È, in effetti, un caso strano quello di Sebastiano Rolli, che impone un passo piuttosto rigido anche nei cambi dinamici, che non respirano naturalmente né imprimono qualsivoglia tensione drammatica ed emotiva. Non sembra accompagnare la libertà dei cantanti, ma nemmeno imporre la sua personalità, una visione peculiare. Rifarsi all'edizione critica non è di per sé un merito, se la recita manca di mordente, se non si avverte un lavoro su fraseggio, stile, variazioni e cadenze, se si assommano imprecisioni e scollamenti fra una Toscanini flebile e sottotono (peccato: il suono è bello), un coro (quello del Regio preparato da Martino Faggiani) che canterebbe Il trovatore anche bendato a testa in giù, un cast disomogeneo ma che allinea fior di professionisti.
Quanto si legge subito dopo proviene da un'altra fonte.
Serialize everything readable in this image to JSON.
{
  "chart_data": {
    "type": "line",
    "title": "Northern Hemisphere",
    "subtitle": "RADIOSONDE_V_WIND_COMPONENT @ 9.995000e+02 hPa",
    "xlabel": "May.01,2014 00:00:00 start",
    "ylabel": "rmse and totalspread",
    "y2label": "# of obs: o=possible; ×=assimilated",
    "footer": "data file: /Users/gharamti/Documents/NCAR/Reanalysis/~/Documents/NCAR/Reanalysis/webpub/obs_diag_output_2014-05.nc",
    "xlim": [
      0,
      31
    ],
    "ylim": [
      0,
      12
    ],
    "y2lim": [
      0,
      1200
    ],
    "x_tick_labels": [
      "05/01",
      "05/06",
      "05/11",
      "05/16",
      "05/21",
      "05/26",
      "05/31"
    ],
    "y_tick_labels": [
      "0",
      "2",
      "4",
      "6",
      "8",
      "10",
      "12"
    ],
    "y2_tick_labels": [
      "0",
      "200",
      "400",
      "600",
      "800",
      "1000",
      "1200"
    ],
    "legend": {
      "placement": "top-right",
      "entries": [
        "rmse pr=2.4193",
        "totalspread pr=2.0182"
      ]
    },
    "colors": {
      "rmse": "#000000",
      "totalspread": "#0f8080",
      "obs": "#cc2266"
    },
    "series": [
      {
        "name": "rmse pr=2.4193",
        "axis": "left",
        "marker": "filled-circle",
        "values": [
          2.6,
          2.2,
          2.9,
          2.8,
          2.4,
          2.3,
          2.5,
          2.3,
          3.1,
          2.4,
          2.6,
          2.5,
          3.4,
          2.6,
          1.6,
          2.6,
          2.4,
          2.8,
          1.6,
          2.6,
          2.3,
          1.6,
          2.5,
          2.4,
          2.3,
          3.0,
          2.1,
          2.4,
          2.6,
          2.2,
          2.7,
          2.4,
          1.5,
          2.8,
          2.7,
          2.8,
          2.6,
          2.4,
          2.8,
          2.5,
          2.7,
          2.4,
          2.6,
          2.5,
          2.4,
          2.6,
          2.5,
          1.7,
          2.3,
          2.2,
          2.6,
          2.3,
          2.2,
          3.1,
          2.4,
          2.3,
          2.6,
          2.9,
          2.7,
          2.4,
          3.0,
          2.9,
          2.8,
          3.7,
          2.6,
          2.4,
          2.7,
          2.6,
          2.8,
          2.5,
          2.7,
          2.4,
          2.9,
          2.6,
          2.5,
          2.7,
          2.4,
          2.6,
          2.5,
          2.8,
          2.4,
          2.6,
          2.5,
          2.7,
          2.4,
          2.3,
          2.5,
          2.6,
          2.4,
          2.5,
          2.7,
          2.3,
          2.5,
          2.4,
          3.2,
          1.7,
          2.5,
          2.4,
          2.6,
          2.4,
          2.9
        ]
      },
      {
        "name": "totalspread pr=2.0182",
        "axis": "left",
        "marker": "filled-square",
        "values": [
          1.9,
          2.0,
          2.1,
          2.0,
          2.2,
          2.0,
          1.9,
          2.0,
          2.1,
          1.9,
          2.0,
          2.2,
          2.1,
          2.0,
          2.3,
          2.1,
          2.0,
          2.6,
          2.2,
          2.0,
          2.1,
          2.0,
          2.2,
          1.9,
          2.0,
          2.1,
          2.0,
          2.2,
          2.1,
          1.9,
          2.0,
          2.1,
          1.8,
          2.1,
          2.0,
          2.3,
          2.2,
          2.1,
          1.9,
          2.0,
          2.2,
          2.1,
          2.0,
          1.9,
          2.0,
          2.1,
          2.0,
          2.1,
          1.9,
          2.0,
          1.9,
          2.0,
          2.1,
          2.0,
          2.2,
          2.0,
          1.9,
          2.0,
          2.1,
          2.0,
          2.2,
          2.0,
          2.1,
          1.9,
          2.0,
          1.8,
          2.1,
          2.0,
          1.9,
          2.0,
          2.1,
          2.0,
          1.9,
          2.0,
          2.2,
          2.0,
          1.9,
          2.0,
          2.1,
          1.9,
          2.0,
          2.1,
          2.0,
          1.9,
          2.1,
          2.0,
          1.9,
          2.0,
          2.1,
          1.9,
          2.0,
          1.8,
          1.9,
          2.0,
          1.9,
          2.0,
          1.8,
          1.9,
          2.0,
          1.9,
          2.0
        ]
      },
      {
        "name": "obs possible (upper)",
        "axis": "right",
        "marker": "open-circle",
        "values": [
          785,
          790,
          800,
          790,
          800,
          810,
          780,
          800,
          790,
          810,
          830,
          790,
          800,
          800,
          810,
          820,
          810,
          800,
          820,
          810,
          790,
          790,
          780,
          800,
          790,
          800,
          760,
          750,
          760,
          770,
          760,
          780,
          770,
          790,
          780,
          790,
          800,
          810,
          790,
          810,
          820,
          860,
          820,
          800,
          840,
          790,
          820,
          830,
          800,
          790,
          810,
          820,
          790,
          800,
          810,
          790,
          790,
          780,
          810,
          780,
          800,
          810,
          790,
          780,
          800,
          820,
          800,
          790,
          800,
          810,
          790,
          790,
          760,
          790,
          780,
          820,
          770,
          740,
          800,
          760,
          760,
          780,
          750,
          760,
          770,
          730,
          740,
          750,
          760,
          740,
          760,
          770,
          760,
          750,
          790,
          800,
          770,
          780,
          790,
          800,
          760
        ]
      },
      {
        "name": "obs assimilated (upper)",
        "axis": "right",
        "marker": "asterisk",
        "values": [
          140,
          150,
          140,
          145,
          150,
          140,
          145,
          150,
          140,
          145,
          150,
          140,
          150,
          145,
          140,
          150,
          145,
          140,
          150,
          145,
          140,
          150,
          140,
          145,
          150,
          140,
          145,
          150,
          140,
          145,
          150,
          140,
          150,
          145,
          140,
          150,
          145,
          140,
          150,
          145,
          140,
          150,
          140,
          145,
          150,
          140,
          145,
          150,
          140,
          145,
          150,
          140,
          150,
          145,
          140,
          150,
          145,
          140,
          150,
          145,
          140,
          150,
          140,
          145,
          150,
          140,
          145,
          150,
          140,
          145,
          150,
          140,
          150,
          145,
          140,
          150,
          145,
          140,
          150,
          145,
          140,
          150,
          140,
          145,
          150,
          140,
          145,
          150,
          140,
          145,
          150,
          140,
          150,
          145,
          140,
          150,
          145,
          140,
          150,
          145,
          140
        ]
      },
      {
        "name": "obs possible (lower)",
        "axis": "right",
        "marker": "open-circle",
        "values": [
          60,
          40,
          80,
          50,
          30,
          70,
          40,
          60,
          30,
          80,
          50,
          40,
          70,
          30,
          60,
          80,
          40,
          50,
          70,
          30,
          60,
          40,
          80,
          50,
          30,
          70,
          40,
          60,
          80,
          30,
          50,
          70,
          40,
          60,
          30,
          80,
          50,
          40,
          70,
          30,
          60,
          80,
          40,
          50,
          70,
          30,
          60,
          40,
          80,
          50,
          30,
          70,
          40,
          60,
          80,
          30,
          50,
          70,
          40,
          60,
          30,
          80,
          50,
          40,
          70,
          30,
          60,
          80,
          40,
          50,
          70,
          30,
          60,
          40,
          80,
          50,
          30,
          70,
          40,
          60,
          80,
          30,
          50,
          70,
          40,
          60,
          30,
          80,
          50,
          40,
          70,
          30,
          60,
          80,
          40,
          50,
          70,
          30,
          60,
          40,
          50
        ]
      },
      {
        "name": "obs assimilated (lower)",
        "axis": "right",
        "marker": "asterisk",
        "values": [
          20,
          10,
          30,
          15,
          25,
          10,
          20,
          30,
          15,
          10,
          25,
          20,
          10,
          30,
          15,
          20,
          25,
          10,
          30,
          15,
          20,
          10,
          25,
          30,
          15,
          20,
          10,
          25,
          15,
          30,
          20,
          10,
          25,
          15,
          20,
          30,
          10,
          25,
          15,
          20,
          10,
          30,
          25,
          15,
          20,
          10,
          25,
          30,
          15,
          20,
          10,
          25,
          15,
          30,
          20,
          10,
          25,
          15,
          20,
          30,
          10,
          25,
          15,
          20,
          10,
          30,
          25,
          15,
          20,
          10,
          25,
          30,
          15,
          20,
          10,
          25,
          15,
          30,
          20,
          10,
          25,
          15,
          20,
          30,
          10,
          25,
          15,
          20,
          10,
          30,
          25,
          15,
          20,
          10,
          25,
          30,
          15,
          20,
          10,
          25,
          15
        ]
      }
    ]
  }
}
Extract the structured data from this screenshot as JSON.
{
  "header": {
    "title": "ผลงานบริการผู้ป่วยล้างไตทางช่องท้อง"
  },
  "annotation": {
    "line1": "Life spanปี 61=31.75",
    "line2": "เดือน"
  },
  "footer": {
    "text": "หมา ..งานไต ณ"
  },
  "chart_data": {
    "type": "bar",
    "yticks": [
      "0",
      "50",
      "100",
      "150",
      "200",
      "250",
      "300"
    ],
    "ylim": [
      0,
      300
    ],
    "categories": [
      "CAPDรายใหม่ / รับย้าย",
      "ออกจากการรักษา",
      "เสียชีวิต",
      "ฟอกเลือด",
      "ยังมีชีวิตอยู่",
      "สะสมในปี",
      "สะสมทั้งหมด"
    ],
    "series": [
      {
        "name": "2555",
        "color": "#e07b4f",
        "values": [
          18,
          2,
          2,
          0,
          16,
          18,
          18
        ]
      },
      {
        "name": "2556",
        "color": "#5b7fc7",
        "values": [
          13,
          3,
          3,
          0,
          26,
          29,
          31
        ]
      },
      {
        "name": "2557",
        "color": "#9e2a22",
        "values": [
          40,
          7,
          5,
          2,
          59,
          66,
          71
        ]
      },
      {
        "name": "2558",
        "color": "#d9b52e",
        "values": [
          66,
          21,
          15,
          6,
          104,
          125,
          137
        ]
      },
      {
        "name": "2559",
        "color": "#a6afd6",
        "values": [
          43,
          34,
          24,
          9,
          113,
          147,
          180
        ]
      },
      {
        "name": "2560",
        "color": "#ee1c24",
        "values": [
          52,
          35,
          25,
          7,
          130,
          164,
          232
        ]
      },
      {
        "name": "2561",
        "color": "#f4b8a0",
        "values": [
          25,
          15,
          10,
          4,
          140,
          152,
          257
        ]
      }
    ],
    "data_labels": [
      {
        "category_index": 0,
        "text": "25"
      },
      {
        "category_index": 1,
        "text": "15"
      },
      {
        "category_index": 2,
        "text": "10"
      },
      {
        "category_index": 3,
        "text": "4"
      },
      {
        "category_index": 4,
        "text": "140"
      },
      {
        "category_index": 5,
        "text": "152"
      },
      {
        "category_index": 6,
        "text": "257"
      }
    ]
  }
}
Alla fine, gli applausi variano d'intensità secondo il merito e premiano soprattutto Pirozzi e Villari; qualche mormorio soprattutto per Courir e il suo staff. Sotto le prime piogge autunnali, una certezza: per Il trovatore, e non solo per lui, c'è bisogno di qualcosa di più, di un'idea, di una consapevolezza, di una chiara scelta e visione teatrale e stilistica.